One Destiny fan and student creates an impressive collection of environmental art based on Destiny that is catching the eye of some of Bungie’s employees.
Love or hate Destiny, it’s hard to deny that the art direction and visuals of Bungie’s shared-world looter shooter are of a high quality. And within the Destiny community, there is no shortage of fan art inspired by the game.
One fan and environmental art student from the UK, Danny Greenan, has shown off his skills by creating some Destiny fan art that looks like it could be ripped straight from the game.
Greenan posted some of his work to his ArtStation account and titled the art gallery (which can be viewed in its entirety here) “Destiny spaceship interior.” At first glance, his art might look like a leak of an unseen location in the upcoming fall 2016 expansion or Destiny sequel slated for 2017, but it is in fact just a student’s work.
But that doesn’t mean the images are not getting any attention. The gallery spread quickly through the Destiny community and even caught the eye of Bungie employees on ArtStation and Twitter. Comments on Greenan’s page include kudos from a senior artist, 3D character artist, and senior character artist from Bungie.
There’s no word whether Greenan’s art will land him a job, but it’s not outside the realm of possibility, considering that Bungie ended up hiring the modder behind Skyrim’s massive Felskaar mod shortly after it was released to work on Destiny.

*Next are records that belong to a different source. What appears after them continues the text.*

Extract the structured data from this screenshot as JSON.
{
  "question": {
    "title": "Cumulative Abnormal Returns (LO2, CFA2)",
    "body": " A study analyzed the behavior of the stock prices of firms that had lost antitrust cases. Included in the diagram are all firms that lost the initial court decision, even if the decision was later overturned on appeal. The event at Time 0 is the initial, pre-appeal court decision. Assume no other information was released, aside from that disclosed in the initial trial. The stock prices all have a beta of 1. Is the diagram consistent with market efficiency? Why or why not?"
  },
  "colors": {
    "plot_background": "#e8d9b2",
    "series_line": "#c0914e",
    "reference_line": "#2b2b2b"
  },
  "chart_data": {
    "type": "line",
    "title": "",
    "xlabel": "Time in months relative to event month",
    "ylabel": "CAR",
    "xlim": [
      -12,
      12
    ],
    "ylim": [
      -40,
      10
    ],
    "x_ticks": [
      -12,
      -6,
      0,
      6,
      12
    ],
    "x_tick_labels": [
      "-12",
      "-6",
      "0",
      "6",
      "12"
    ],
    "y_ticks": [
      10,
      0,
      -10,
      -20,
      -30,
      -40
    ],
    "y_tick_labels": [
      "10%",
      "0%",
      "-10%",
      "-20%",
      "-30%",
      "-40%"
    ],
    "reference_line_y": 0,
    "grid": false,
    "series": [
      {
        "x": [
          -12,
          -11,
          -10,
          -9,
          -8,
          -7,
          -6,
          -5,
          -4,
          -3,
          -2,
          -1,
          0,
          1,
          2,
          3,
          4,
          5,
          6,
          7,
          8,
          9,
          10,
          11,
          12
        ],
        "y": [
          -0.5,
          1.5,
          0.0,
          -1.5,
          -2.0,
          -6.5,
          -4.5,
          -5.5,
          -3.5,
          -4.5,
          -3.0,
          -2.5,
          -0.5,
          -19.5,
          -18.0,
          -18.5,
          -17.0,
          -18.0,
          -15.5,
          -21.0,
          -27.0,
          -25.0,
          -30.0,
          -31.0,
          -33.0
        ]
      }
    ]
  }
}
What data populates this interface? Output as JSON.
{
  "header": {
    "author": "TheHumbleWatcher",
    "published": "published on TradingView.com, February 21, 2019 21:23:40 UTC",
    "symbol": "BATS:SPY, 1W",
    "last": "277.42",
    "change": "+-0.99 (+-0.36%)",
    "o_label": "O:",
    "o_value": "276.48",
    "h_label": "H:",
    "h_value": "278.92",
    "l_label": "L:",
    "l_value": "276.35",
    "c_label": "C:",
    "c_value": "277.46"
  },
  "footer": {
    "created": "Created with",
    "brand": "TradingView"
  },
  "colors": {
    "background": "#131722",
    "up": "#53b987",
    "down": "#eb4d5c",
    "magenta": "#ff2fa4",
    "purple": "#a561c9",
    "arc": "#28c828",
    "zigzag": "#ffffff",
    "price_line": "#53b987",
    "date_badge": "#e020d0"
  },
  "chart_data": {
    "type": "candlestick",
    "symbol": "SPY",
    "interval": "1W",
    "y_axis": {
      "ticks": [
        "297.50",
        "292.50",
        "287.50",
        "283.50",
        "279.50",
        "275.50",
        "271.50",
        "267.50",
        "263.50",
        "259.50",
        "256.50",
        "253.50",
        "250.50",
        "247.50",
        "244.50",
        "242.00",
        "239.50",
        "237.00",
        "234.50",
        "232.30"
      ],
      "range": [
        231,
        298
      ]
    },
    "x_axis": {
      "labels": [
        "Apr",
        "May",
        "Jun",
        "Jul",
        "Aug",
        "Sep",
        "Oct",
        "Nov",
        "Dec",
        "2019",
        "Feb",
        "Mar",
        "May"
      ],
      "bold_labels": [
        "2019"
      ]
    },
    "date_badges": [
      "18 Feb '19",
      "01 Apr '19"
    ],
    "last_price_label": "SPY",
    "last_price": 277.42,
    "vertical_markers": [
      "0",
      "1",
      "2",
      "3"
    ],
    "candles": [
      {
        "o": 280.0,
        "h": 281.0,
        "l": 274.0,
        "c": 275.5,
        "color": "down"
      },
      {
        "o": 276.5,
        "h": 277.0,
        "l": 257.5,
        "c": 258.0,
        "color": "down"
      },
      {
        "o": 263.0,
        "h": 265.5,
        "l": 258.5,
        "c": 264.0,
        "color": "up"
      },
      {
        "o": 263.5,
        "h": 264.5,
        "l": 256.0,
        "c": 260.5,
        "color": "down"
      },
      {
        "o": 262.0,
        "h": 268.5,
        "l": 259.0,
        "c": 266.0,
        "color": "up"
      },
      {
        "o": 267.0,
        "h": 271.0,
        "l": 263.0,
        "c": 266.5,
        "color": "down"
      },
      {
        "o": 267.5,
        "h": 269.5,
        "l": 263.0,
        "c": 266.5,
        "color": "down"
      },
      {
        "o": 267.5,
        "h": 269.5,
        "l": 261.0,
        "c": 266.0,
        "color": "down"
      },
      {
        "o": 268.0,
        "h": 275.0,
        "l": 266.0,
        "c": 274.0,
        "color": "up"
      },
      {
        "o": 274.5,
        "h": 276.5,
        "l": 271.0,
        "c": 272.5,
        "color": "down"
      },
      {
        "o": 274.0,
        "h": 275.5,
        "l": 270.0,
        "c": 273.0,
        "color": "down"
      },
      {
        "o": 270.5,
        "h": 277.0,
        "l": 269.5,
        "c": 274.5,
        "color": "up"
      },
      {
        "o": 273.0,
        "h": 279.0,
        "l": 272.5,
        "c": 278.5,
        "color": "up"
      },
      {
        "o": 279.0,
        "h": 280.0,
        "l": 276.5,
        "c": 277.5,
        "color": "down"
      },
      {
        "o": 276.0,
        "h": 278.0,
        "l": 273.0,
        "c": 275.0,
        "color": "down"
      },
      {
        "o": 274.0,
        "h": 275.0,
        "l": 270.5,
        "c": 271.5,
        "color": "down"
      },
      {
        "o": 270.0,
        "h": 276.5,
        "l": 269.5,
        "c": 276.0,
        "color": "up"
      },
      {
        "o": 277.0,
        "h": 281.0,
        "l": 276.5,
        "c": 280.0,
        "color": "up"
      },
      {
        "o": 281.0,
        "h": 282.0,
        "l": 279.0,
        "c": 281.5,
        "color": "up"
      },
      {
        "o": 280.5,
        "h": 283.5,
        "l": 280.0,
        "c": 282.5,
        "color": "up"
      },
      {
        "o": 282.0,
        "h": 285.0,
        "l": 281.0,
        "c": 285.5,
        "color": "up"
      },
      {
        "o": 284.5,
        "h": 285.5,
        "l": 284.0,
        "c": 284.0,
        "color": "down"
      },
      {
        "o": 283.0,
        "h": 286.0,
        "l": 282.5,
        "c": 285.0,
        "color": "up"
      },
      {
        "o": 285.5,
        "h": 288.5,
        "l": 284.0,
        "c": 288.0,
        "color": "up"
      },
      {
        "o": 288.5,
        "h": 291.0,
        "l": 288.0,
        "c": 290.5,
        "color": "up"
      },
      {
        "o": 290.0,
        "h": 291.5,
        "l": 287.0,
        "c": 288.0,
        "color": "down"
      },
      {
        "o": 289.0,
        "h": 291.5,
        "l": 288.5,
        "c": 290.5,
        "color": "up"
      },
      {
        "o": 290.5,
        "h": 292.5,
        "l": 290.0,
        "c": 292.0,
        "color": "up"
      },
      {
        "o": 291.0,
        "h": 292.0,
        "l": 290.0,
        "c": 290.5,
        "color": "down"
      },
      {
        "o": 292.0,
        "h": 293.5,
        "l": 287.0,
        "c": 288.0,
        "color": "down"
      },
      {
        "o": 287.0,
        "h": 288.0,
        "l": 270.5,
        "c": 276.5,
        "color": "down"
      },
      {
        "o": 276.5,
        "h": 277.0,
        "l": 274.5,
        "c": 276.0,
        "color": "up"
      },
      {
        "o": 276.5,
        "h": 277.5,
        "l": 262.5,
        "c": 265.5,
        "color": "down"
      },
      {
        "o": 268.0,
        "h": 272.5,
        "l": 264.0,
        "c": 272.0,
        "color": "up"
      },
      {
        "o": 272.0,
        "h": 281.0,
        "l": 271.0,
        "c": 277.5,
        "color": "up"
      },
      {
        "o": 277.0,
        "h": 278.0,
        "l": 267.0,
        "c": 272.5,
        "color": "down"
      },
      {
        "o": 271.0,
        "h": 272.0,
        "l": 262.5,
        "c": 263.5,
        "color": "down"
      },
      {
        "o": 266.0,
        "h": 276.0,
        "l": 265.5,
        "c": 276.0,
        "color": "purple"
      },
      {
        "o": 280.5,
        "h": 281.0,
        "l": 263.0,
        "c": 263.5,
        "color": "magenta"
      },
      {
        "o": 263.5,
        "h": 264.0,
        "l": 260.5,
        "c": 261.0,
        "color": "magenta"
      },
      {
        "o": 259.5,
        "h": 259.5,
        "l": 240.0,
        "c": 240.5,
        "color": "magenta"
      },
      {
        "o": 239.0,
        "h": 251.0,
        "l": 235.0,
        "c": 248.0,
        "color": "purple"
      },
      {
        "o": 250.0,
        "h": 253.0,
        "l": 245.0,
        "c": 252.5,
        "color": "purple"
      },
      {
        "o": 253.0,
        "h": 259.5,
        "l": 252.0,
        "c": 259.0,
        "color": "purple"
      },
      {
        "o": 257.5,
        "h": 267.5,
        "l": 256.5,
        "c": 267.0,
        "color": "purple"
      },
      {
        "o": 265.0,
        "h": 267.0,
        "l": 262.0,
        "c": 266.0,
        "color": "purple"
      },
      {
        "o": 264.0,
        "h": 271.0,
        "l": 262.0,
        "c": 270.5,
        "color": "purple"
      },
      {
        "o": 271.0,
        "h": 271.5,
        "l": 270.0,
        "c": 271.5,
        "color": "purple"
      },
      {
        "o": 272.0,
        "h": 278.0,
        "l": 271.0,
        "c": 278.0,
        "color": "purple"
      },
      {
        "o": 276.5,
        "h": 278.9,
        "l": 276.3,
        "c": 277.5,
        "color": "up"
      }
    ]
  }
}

Greenan’s art seems to imagine what the inside of a Guardian’s spacecraft could look like, complete with kiosks, loot chests, and art showing off accomplishments in Trials of Osiris and Iron Banner. It’s even full of books, something Destiny fans could dream about as being filled with the game’s lore, known as the Grimoire.
While Destiny does have spacecraft that players can collect, they are mostly cosmetic, appearing in orbit and in loading screens. There are no combat mechanics à la Halo: Reach, and there isn’t anyway to explore a ship as seen in games like Mass Effect. But this is a fun concept of what such a feature could offer.
Greenan says the programs used to create the environmental art were 3ds Max, Photoshop, Substance Painter, and Unreal Engine. It goes to show that with the software available today, students or people not yet in the game industry can create some really extraordinary work on par with what is seen in triple-A games.